Domenica, 06/03/2016 - Esce in Italia in questi giorni di preparazione all'8 marzo, fatidica Festa della Donna per antonomasia, a 70 anni dal diritto di voto per le donne della penisola tricolore - avvenne nel 1946, persino la Turchia ci aveva preceduto, in compenso la civile Svizzera 'arrivò' dopo! - Suffragette, il bel film di Sarah Gavron con Helena Bonham Carter, Carey Mulligan, Meryl Streep, Brendan Gleeson.
Bello è aggettivo generico, un po' banalizzante, ma, in questo caso, non è così. Si riempie di un significato che permane, che dà soddisfazione nel capire che la pellicola ben descrive il clima inglese di quegli anni - datata, pertanto, al 1912 quando le lotte delle donne del popolo e delle donne cosiddette colte, si uniron per far fronte comune contro l'ottusa società inglese maschilista, convinta della propria inscalfittibile ragion d'essere ( e di rimanere tale ).
Ma anni dopo anche la monarchia sarà sorretta da una donna - esempio ancor più calzante - lo è ancora oggi ed è 'quasi' certo che quando the Queen alle soglie ormai dei 90 anni deporrà, in qualche modo, lo scettro, molto anche per le donne sarà perduto nel villaggio globale che è oggi anche la Gran Bretagna pur con regole e leggi di convivenza ben diverse dalle nostre italiane.
Intense le interpretazioni di Helena Bonham Carter, Carey Mulligan, regale il cameo di Meryl Streep, nei panni della Parkhurst, matura intellettuale sobillatrice del neo-movimento. Ma la bellezza del film comprende l'ambientazione, le scenografie, la fotografia, le inquadrature sempre impeccabili, solo apparentemente semplici, ma quanto, al contrario, squisitamente e filologicamente perfette, anche dal punto di vista emotivo.
La musica, glossa sonora sempre discreta, corollario marginale mai invadente, è dell'ottimo Alexandre Desplat, Leone d'Oro alla Mostra Internazionale del Cinema di Venezia di pochi anni fa.
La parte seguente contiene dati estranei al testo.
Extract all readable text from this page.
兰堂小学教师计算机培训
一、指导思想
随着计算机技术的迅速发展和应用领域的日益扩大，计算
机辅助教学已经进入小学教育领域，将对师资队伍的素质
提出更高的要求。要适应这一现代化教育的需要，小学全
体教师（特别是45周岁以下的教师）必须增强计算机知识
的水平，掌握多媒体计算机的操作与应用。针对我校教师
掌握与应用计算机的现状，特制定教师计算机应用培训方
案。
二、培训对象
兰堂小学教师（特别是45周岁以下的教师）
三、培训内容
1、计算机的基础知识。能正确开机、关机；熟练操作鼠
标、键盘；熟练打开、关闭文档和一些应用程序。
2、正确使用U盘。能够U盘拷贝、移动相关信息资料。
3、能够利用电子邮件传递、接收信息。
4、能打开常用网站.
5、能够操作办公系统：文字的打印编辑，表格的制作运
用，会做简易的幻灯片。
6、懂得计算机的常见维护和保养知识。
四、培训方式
Un'ultima nota finale: la figura davvero più sciatta, meschina la fanno proprio i personaggi maschili, persone senza carattere, spesso pusillanimi, vili: il marito che non riesce da solo a crescere un figlio e lo dà in adozione, disconoscendolo - una donna non lo farebbe mai, a costo della sua stessa sopravvivenza o i poliziotti che bastonano selvaggiamente donne disarmate, riescono, è duro dirlo, a raffigurare molto bene anche la società odierna dove ancora i femminicidi avvengono per vigliaccherìa, per paura, da parte del maschio, di dover affrontare ciò che la donna in cuor suo ha già deciso, dopo aver sopportato l'inverosimile.
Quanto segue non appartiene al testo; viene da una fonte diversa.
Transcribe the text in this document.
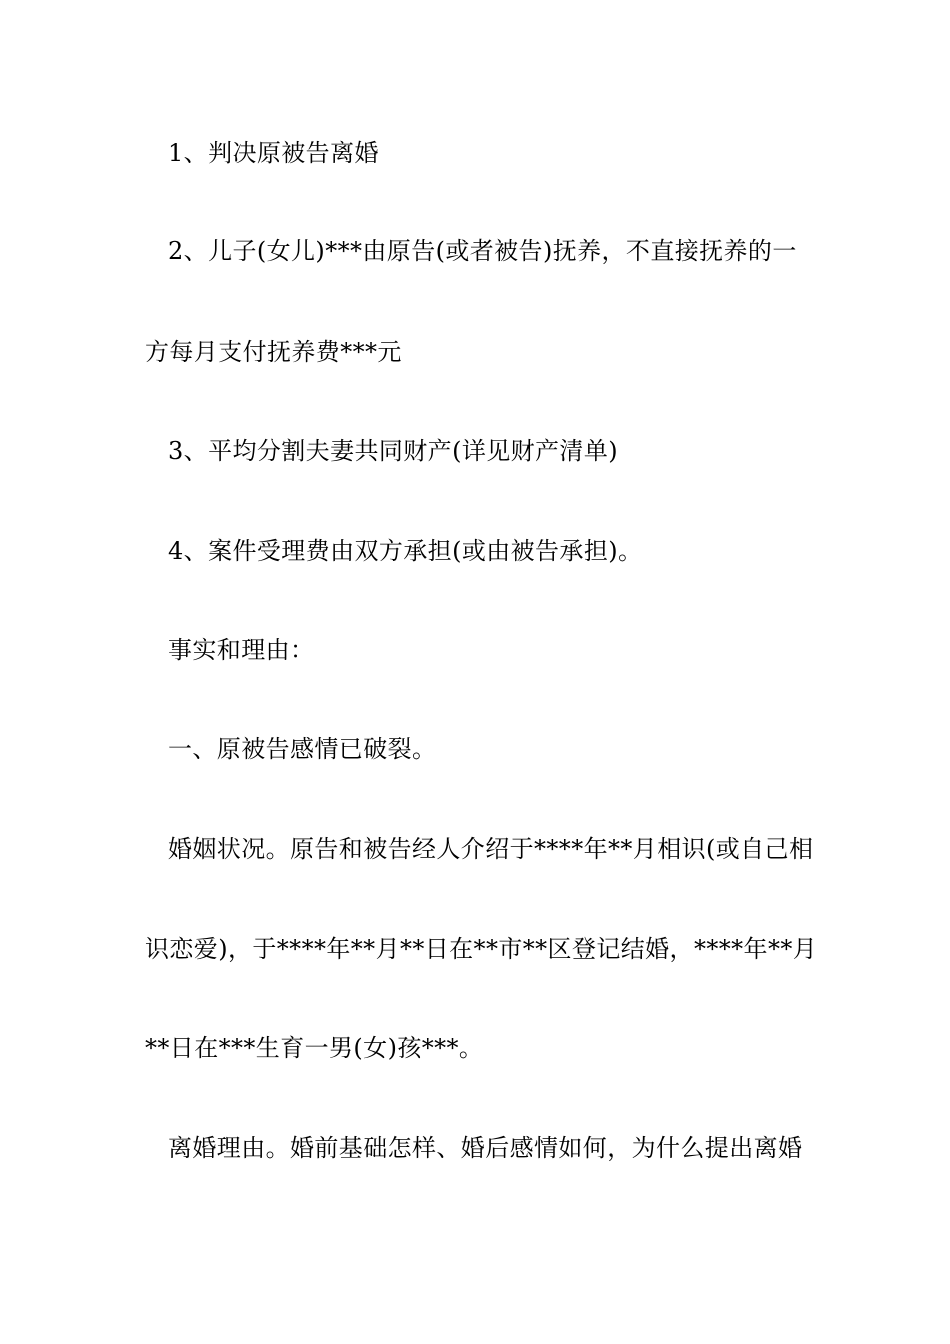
1、判决原被告离婚
2、儿子(女儿)***由原告(或者被告)抚养，不直接抚养的一
方每月支付抚养费***元
3、平均分割夫妻共同财产(详见财产清单)
4、案件受理费由双方承担(或由被告承担)。
事实和理由：
一、原被告感情已破裂。
婚姻状况。原告和被告经人介绍于****年**月相识(或自己相
识恋爱)，于****年**月**日在**市**区登记结婚，****年**月
**日在***生育一男(女)孩***。
离婚理由。婚前基础怎样、婚后感情如何，为什么提出离婚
Si direbbe, per certi versi, solo, certo, ma...molto ancora dev'esser fatto e non tanto poi è veramente cambiato da quei giorni di violenza maschile solo cattiva, priva di coscienza e di personalità, senza nerbo, a testimoniare, se mai fosse necessario, l'ennesima impotenza dell'uomo a riconoscere la donna come essere almeno suo pari.